The 14-year-old calls it skin cancer-treating soap, or SCTS. for short. The soap replenishes the skin with dendritic cells, which help protect the skin and fight cancer. Bekele said that after getting a prescription, the soap can be applied to the skin every couple of days and then one will start to see progress.

Before making the soap, he reached out to University of Virginia professors to help with research.
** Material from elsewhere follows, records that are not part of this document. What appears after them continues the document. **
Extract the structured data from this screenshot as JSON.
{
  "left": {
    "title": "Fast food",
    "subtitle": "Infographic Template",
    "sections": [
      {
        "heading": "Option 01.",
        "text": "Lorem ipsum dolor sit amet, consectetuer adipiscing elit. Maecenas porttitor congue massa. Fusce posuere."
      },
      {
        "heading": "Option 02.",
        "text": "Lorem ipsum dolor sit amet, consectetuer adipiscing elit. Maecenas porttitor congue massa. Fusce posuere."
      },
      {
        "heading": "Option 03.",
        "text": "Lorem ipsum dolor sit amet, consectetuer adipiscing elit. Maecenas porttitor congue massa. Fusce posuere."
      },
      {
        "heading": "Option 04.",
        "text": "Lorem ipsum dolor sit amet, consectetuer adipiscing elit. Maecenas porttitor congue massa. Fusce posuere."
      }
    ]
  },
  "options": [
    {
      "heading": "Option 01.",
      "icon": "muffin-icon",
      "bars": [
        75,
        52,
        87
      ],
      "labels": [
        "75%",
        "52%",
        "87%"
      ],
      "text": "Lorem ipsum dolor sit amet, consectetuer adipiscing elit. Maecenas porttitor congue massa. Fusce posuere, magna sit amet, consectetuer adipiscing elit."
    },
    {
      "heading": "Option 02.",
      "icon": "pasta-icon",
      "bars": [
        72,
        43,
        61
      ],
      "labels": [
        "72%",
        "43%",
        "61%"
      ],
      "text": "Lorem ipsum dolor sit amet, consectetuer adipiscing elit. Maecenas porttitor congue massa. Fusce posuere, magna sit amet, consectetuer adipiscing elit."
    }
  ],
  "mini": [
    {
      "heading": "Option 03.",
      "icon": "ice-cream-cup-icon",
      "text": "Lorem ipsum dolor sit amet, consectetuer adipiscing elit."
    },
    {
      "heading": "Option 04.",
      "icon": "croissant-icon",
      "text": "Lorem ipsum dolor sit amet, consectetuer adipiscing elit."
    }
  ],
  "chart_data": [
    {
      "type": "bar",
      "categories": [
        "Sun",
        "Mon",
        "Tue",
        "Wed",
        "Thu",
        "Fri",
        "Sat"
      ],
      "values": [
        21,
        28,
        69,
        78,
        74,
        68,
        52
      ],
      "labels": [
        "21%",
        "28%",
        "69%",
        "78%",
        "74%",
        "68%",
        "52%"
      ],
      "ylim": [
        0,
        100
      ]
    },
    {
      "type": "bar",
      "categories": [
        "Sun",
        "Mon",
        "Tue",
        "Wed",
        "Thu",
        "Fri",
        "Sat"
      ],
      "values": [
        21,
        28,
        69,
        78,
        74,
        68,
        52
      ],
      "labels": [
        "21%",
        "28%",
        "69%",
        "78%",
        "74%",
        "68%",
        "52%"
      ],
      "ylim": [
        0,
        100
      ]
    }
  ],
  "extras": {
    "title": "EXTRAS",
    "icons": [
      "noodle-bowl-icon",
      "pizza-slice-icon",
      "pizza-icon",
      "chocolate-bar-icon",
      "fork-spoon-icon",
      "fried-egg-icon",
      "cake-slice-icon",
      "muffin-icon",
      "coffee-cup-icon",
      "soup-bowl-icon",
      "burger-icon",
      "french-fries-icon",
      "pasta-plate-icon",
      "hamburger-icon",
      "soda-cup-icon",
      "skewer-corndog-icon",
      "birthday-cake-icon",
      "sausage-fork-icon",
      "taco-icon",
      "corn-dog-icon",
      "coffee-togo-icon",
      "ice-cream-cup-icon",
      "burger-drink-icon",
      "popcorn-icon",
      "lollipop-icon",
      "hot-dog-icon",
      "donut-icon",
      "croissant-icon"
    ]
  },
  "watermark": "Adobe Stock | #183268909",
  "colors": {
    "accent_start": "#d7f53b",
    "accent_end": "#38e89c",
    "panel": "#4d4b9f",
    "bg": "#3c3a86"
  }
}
After developing the soap, Bekele entered Discovery Education’s 3M Young Scientist Challenge in St. Paul, Minnesota to compete. Out of nine students, he won the top prize of $25,000 and was named America’s Top Young Scientist.

“I’m still fully processing it. I just came out of the competition two days ago and I think, more than anything, I’m grateful, and I’m really happy to see where this project takes me,” Bekele said.

He said he hopes to take the soap to market in the next five years and start a nonprofit so it can be available to people in need.

“There’s a lot left for me to discover, but as of right now, I’m thinking of working on something in either the biomedical industry or something as an electrical engineer, so either of those fields would be really cool,” Bekele said.